History 3890: Mapping the Gay Guides

Clemson University, Spring 2022

Course Details

Spring 2022
Clemson University

3 credit hours.
Section 2: Meeting time to be determined on individual basis.
Location: Meets on Zoom

Instructor Info

Instructor: Dr. Amanda Regan
aeregan (at) clemson.edu

Pronouns: She/Her

Office Location: Hardin Hall 023

Office Hours: On Zoom. Mondays from 11am-12pm. Wednesdays 10-12pm and by appointment. Make an appointment for Office Hours here.

Course Overview

In this creative inquiry course students will work on Mapping the Gay Guides, a digital history project that seeks to digitize LGBTQ guidebooks from the 1960s through the 1990s. While on his frequent business trips around the United States in the late 1950s and early 1960s, Bob Damron wanted to find bars and other locales to meet other men like him. A gay man, Damron sought friends, companions, and safety at friendly businesses in the various cities he visited. He began jotting down the names of the spots he frequented, sometimes loaning out his notebooks to fellow gay friends to take with them on their own journeys. His prolific lists became the basis of gay travel guide he began publishing in 1964.

Named the Bob Damron Address Books, these travel guides became almost survival guides to gay and queer travelers across the United States. First published in an era when most states banned same-sex intimacy both in public and private spaces, these travel guides helped gays (and to a lesser extent lesbians) find bars, cocktail lounges, bookstores, restaurants, bathhouses, cinemas, and cruising grounds that catered to people like themselves. Much like the Green Books of the 1950s and 1960s, which African Americans used to find friendly businesses that would cater to black citizens in the era of Jim Crow apartheid, Damron’s guidebooks aided a generation of queer people in identifying sites of community, pleasure, and politics.

The MGG research team has begun turning the thousands of listings within the guides into usable, functioning data to allow researchers to make connections between historical queer communities.
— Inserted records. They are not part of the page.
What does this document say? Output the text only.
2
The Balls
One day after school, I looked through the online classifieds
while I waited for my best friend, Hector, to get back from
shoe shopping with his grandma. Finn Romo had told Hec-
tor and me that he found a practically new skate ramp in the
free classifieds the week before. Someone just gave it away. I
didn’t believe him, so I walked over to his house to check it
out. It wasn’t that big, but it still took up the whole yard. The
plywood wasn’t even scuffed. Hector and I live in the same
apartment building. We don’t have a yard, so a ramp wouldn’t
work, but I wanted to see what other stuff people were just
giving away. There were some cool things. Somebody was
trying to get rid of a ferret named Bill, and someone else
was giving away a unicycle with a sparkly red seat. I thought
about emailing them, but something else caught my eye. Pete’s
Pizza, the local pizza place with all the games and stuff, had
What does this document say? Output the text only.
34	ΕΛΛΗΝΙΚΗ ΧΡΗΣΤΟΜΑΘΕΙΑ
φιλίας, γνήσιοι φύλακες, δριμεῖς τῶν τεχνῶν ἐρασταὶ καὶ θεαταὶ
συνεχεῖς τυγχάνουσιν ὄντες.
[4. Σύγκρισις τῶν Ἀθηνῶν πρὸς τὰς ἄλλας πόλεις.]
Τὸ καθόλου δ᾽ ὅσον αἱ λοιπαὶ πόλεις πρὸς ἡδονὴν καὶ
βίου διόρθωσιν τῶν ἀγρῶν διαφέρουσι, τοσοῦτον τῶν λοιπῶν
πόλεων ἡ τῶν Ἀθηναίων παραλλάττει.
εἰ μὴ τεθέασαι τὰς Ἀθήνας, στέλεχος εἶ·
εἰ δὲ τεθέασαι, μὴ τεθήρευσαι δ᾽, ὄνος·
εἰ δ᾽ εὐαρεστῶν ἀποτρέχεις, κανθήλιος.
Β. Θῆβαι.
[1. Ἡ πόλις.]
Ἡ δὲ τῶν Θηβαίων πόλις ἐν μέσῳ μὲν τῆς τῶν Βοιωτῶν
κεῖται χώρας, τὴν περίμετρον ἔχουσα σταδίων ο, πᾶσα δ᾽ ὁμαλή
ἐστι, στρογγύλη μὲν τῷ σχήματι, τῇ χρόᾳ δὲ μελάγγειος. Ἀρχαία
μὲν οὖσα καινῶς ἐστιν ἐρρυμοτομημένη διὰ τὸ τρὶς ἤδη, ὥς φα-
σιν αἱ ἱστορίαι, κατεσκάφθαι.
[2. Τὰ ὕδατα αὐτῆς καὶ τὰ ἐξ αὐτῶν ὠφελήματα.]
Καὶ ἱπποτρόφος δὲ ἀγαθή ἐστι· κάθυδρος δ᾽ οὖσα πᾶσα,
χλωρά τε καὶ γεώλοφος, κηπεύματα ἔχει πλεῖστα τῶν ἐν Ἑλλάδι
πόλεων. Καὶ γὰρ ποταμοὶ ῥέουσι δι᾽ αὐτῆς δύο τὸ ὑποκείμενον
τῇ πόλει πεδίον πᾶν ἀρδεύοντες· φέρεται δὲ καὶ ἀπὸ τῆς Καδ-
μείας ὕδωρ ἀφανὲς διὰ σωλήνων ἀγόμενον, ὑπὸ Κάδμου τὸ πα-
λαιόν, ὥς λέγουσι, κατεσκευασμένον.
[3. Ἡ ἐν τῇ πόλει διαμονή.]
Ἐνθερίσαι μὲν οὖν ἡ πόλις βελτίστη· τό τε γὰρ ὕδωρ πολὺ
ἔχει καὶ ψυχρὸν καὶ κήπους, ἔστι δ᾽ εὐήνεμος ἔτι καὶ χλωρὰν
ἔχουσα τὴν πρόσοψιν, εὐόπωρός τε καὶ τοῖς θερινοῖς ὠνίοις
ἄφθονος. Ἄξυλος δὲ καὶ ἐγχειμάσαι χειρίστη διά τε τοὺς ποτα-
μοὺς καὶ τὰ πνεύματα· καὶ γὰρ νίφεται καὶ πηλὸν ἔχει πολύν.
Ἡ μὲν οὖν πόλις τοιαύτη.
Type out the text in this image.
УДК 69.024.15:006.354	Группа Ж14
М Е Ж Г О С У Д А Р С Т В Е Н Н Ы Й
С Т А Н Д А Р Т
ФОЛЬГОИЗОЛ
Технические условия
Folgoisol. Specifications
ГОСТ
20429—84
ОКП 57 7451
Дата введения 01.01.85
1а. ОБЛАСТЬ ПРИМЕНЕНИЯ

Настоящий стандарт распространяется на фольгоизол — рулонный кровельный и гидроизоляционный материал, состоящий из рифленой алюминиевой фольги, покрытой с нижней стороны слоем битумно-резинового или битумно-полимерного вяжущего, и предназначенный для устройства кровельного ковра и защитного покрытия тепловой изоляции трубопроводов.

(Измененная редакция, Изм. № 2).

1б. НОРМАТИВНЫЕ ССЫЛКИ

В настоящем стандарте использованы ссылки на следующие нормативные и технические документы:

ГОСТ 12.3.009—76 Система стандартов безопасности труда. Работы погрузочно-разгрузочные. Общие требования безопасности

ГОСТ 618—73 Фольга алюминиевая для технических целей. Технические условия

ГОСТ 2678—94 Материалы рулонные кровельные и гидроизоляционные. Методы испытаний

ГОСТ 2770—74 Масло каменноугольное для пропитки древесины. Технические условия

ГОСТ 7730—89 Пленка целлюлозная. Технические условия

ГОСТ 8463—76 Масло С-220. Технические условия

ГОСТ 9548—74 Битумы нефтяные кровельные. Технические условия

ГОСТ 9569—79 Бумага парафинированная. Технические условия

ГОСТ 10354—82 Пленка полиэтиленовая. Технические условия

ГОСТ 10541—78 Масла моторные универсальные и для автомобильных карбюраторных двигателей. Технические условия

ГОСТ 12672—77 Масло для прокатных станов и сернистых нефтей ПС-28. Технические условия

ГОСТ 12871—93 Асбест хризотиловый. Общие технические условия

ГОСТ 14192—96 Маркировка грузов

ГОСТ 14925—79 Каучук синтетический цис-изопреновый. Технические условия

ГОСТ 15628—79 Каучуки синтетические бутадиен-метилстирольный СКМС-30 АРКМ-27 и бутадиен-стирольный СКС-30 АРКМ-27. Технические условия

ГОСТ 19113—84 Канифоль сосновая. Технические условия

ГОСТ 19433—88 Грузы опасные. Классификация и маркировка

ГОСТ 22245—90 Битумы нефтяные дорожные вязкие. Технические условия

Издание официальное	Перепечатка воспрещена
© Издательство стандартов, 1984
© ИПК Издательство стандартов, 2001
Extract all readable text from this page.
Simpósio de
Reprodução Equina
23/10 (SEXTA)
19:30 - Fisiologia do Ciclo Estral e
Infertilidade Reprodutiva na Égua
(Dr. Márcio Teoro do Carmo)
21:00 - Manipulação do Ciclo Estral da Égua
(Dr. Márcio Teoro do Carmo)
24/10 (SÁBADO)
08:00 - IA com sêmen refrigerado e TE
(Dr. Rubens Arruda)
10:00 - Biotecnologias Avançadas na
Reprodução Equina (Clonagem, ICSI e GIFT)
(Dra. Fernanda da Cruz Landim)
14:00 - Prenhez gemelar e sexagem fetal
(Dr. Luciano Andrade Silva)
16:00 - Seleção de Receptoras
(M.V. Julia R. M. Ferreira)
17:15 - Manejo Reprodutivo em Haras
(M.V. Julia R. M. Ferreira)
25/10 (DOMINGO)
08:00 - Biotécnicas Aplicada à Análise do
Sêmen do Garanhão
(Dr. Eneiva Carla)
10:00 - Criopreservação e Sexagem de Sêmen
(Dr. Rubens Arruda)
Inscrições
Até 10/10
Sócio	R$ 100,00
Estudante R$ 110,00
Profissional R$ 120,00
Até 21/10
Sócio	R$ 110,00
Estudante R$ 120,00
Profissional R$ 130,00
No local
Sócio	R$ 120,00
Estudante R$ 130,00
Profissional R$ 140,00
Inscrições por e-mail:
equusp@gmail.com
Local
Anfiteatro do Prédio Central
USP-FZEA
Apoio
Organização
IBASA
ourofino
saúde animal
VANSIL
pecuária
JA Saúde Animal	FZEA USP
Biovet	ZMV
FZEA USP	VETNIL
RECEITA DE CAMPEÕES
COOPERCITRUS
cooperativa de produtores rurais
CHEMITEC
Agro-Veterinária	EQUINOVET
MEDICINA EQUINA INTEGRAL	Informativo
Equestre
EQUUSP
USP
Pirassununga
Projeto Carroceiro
Mapping this data allows us to display the distribution of locations and explore the growth of the queer communities over time. In the U.S. South, for example, you can explore 154 queer spots across twelve state in 1965 to over a thousand locations in those same states by 1980. Damron’s use of letters and symbols to designate certain features of bars (the “B” for “blacks frequent,” for example) allows users to navigate through nuances in queer geography. Mapping the Gay Guides turns the incredible textual documents of gay travel guides into accessible visualizations, useful in exploring change in queer communities over time.

In this class we will focus on international data. In the early years of the guides (1965-1980), many international locations were omitted or, if they were included, they were typically border countries like Mexico and Canada and those listings could be found in the US listings for the closest city. For example, listings from Tijuana would frequently be listed in San Diego which is the closest border city. As the guides grew and as the LBGTQ population increasingly became more visible during the Gay Rights Movement, the number of international locations listed in the guides grew. Our focus this semester is on digitizing this data and attempting to associate geographical coordinates with it so that it can be mapped.

Students will be introduced to the fundamentals of digital history and will learn how to create and curate a historical dataset. They will learn to collect data in an organized and tidy manner and will learnt to use database software to manage, filter, and sort through data. Finally, they will learn to geocode historical data (the process of assigning longitude and latitude coordinates to descriptions of locations) and map it.

Student Learning Outcomes

By the end of the course students should be able to:

  • Evaluate the ways historians are currently using computer and database resources for research and presentation
  • Be able to create a basic geographic dataset with longitude and latitude
  • Make a map using a historic dataset
  • Write a blog post detailing this process for a digital history blog

Assignments & Grades

  • Data Entry: Over the course of the semester you will complete data entry for international listings from 1965-2000. (60%)
  • Geocoding, location research, and map: After you have digitized the data, you will learn and work to identify geographical coordinates for each location. Once you have added geographical coordinates, you will make a map that you can use in writing your reflection. (20%)
  • End of the Semester Reflection: At the end of the semester, you’ll write a short reflection about your time on the project that describes what you learned about doing digital history. (10%)
  • Participation in Course Meetings (10%)

Grading System

Final grades will follow Clemson’s percentage-based grading scale.

  • A: 90-100%
  • B: 80-90%
  • C: 70-79%
  • D: 60-69%
  • F: 0-59%

Course Policies

Please note that this syllabus may be updated online as necessary. The online version of this syllabus is the only authoritative version.

  • Required Readings: There are no required textbooks for this course. All readings will be available for free online and they will be outlined in canvas.


Because our course is project driven, there is no week by week schedule. At our first meeting we will discuss the trajectory of the course and I will provide a project history, overview of the methodology, and train students on how to use database software. While you are digitizing the data we will have check-in meetings via zoom every two weeks at a mutually agreed upon time. Once data digitization is complete, we will meet to discuss the data and learn how to geocode and map it. The final blog post along with your data and map are due May 2nd.